International Laboratory of Microphysiological Systems at the conference 2020 - International Conference on Research inLife-Sciences & Healthcare (ICRLSH)
On December 11-12, 2020, employees of the International Laboratory of Microphysiological Systems made a presentation at the conference 2020 – International Conference on Research in Life-Sciences & Healthcare (ICRLSH), London, UK
On December 11-12, 2020, a conference was held in London, UK 2020 – International Conference on Research in Life-Sciences & Healthcare (ICRLSH), Organizing Association: Healthcare and Biological Sciences Research Association (HBSRA).
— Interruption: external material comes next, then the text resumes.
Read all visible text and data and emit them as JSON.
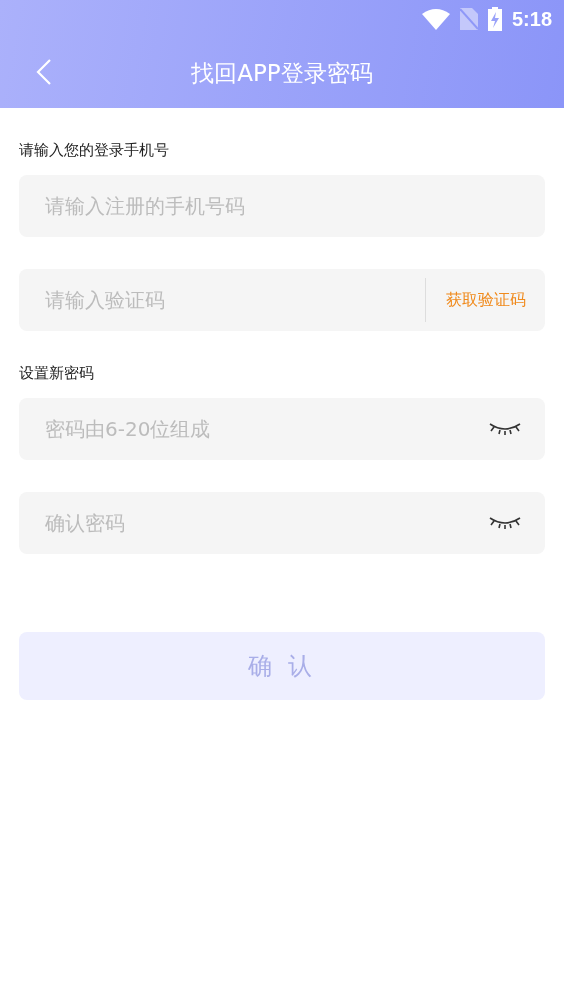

A report «Hypoxia-induced changes of miRNA and mRNA expression in HT-29 cells» was made by employees International Laboratory of Microphysiological Systems,
Hypoxia contributes to various pathophysiological processes including cancer progression and metastasis development. Molecular mechanism of response to hypoxia may include recruiting specific miRNAs in order to regulate expressions of their target genes. Some miRNAs were found to be altered by hypoxia in many cells, however differential expression of miRNAs and their targetome generally depends on hypoxia induction mechanism and cell type. In this work we studied the effect of hypoxia on transcriptome and miRNome of human colorectal adenocarcinoma cell line HT-29. Treatment of HT-29 cells with cobalt (II) chloride for 24 hours was used to model hypoxic microenvironment. The integrated sequencing of miRNAs and mRNAs allowed to identify differentially expressed of them. The enrichment analysis of miRNA target genes were carried out to identify key players involved in response to hypoxia. Sixteen human miRNAs were found to be differentially expressed, six of them (hsa-miR-18a-5p, hsamiR-22-3p, hsa-miR-27a-5p, hsa-miR-182-5p, hsa-miR-215-5p, hsa-miR-425-5p) had statistically significant fraction of target genes with opposite change direction. We also constructed a hypoxia-induced regulatory network based on interactions of aberrantly expressed transcription factors and miRNAs. Analysis of the network revealed HIF-1, p65, c-Myc and EGR1 as hub transcription factors regulating the majority of differentially expressed miRNAs.